#InfosecurityEurope2022 Cooperation Necessary to Strengthen Cyber Strategies

The opening day of the Infosecurity Europe 2022 conference saw a keynote panel discuss the need to cooperate on a  national and global scale to strengthen long-term cyber strategies.

Moderated by James McKinlay, CISO of Affinitas Global, panelists included Nitin Natarajan, deputy director of Cybersecurity and Infrastructure Security Agency (CISA), and Pete Cooper, deputy director of Cyber Defence in the Cabinet Ofice looking over the Government Cyber Security Strategy.

The discussion began with the question of building leadership resilience, with the panel emphasizing the need for strengthening trust and engagement. Moderator McKinlay furthered this point, remarking that when personnel within companies and organizations change, it’s important to re-establish relationships. The need for company-specific cyber plans was also highlighted, with businesses encouraged to conduct threat-modeling to strengthen leadership resilience and business agility.

Cooper added that leadership resilience relies on the company having shared cybersecurity goals, stressing that “you can’t have organizational resilience with a company that’s pulling in different directions.”

The panel then addressed the optimal ways governments can effectively collaborate with the private sector, with Cooper stressing that you first must establish what you’re collaborating on and agree on commonalities and shared aims. Nitin Natarajan stressed the need for government agencies to convey to the private sector the value and ‘return on investment’ of collaboration, as this would further incentivize information collection from private industry.

The panel’s next focus was on ransomware attacks and how best to encourage organizations to report data breaches, with Nitin Natarajan believing that there’s value in sharing the experience and frequency of ransomware attacks, though in a more generalized way. This general approach means that the scale of the issue can be quantified and underlined while retaining some confidentiality for the companies who fall victim to such attacks, mitigating any potential negative impacts on a business’s reputation.

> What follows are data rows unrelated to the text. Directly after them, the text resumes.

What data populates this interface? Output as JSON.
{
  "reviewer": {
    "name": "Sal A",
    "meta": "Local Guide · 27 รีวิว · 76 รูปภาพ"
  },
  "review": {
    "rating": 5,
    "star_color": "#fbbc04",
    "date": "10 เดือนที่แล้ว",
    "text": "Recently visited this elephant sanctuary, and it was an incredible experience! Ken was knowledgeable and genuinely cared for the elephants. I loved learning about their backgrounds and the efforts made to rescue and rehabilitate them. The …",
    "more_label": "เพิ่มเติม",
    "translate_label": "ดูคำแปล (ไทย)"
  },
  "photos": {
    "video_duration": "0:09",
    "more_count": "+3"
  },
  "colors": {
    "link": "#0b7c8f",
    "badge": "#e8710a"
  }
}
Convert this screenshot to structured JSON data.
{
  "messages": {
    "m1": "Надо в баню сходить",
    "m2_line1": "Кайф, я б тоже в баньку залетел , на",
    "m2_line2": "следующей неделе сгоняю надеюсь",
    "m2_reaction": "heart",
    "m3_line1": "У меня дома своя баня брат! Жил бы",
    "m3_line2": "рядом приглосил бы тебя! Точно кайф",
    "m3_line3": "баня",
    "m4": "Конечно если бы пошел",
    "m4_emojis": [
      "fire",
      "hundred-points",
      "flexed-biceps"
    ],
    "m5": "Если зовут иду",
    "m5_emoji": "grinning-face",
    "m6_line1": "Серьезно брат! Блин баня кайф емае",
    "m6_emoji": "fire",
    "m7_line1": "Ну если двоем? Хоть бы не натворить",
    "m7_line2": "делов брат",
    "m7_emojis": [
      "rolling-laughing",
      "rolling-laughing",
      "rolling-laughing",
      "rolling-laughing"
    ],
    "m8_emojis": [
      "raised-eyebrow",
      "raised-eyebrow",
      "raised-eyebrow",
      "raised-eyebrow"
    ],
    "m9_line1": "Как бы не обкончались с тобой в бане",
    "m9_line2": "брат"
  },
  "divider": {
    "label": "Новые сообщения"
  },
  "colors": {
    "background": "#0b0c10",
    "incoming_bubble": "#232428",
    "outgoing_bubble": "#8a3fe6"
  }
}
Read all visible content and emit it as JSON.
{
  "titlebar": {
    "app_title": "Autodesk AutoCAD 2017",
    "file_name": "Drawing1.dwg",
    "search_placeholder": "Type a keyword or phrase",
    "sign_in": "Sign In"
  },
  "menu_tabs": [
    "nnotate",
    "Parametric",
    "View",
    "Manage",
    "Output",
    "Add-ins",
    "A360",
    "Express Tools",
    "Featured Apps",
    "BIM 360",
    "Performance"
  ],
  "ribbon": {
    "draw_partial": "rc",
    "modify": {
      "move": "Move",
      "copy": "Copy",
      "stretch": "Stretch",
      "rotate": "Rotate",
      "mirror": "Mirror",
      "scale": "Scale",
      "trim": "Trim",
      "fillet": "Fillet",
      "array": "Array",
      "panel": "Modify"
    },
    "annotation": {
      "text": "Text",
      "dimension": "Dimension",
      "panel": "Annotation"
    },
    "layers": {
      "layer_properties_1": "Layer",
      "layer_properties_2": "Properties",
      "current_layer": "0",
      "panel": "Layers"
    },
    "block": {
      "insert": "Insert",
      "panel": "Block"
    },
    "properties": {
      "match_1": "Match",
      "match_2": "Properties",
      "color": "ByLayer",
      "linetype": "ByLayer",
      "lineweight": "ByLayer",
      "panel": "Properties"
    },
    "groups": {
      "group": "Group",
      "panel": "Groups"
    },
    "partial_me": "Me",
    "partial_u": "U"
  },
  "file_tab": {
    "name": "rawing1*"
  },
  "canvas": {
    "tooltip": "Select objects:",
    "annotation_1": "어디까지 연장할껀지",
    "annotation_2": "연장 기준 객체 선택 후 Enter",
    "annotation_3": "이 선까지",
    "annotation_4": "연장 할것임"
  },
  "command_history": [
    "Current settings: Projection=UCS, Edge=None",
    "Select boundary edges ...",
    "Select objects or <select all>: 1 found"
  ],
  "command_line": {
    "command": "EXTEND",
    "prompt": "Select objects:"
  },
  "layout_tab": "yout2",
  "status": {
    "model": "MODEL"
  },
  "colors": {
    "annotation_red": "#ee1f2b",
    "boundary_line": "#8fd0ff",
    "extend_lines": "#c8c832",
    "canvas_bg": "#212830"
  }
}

The final question asked by McKinlay concerned the panel’s thoughts on the role of international collaboration and intelligence sharing in the fight against cybercrime. Cooper expressed the need for more collaboration and sharing, though caveating this with the fact that it takes time and trust to do this successfully. Nitin Natarajan said that our adversaries know we’re stronger and more effective when working together, so greater collaboration is paramount in forcing bad actors to adopt a more defensive posture.

The panel closed with some concluding remarks, with Cooper highlighting the need for the cybersecurity sector to recruit a diverse range of people, as this helps to foster different perspectives and the ability to spot both opportunities and challenges, bolstering a business’s agility and resilience. Nitin Natarajan reemphasized the fact that cybersecurity is a collective responsibility and an area that every one of us has a role to play in that goes beyond agencies, government and private industry. McKinlay ended the session by mentioning the UK's National Cyber Security Centre's (NCSC’s) website, stressing that it’s a world-renowned source of top-quality information for strengthening cyber-hygiene.